And speak for himself he did.

“Despite the doubts cast upon my parentage by Darwin, I am Adam’s son,” he said, in response to my question. “But, say, I’m an angel with wings full grown compared with what Pa was when he was a boy.”

“Do tell me about the time Adam was a boy,” I implored. In imagination I saw a spilling of red ink over the first page of the New York Universe: “Adam’s Own Story of the Rise and Fall of Man.”
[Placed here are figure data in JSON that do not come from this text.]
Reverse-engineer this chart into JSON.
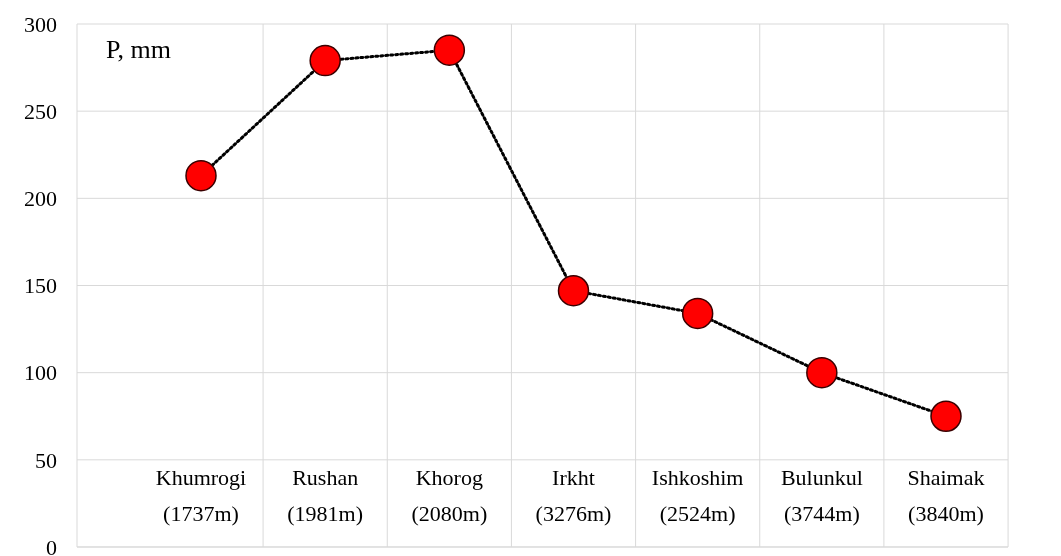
{
  "chart_data": {
    "type": "line",
    "ylabel": "P, mm",
    "categories": [
      "Khumrogi (1737m)",
      "Rushan (1981m)",
      "Khorog (2080m)",
      "Irkht (3276m)",
      "Ishkoshim (2524m)",
      "Bulunkul (3744m)",
      "Shaimak (3840m)"
    ],
    "series": [
      {
        "color": "#ff0000",
        "values": [
          213,
          279,
          285,
          147,
          134,
          100,
          75
        ]
      }
    ],
    "ylim": [
      0,
      300
    ],
    "yticks": [
      0,
      50,
      100,
      150,
      200,
      250,
      300
    ],
    "grid": true,
    "marker": "circle",
    "line_style": "dotted"
  }
}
“Dad and Darwin do beat creation,” Cain commented. “The delineator of the ‘Descent of Man’ says that the earth grew as naturally as a mushroom on a dung heap. Since hearing of it, Topsy has been giving herself airs under the impression that as she ‘just growed,’ she was the first woman. Adam says he doesn’t mind being called a myth by the higher critics, but when an Afro-American minister proves by logic as indisputable as a proposition in Euclid that the oldest inhabitant was a black man, and when Topsy lays claim to being his wife, he thinks it’s about time to draw the color line. Job tried to comfort Pa by telling him that it is better to be a myth than a martyr, for martyrs are burned that myths may live.”

“And Mother Eve?”

“Oh, she is an allegory, too. The legend of the lady of the pippins was generated into the genius of Genesis for the sole purpose of stimulating the cerebral cells of the clergymen whose imaginations have become stunted by much raking for Greek roots. Despite the ancient scandal when she listened to the solo of the serpent—and the result proved so disastrous woman has never been inclined to listen to any voice but her own since that distant day—Eve actually asked Adam to buy her one of those serpentine dresses the next time he went to Vanity Valley-on-the-Hudson. Pa replied that because other women were reverting to the original clinging fig-leaf garb, was no reason why she should advertise her shame to the world.

“‘To be fashionable is better than to be a Puritan mother,’ Eve retorted. A woman can find comfort in a new garter or a picture hat even when a scandal is hanging over her backbone.”

“Then the episode of Eden—”

“Eve’s appetite for apples, which gave the world dyspepsia and all the ills to which flesh is heir, has been thrown up in her face ever since the world began. Come to think of it, though, Darwin says there never was any beginning.”

“Darwin has had his day,” I observed. “His teaching is now obsolete. Some day I’m going to write a book—everybody does these days—and I have already copyrighted the title, so literary pirates may beware. It is to be called ‘The Ascent of Man.’ No more is man the old Adam, the Eden of his perfect behind him forbidding its gardens of delight. In his present imperfect is the creative hauntings of the perfect he is yet to be. As in the old days the man said, ‘The woman’—so it is the woman who has given man the new birth. Creation always did centre about a petticoat, fables and creeds to the contrary notwithstanding.”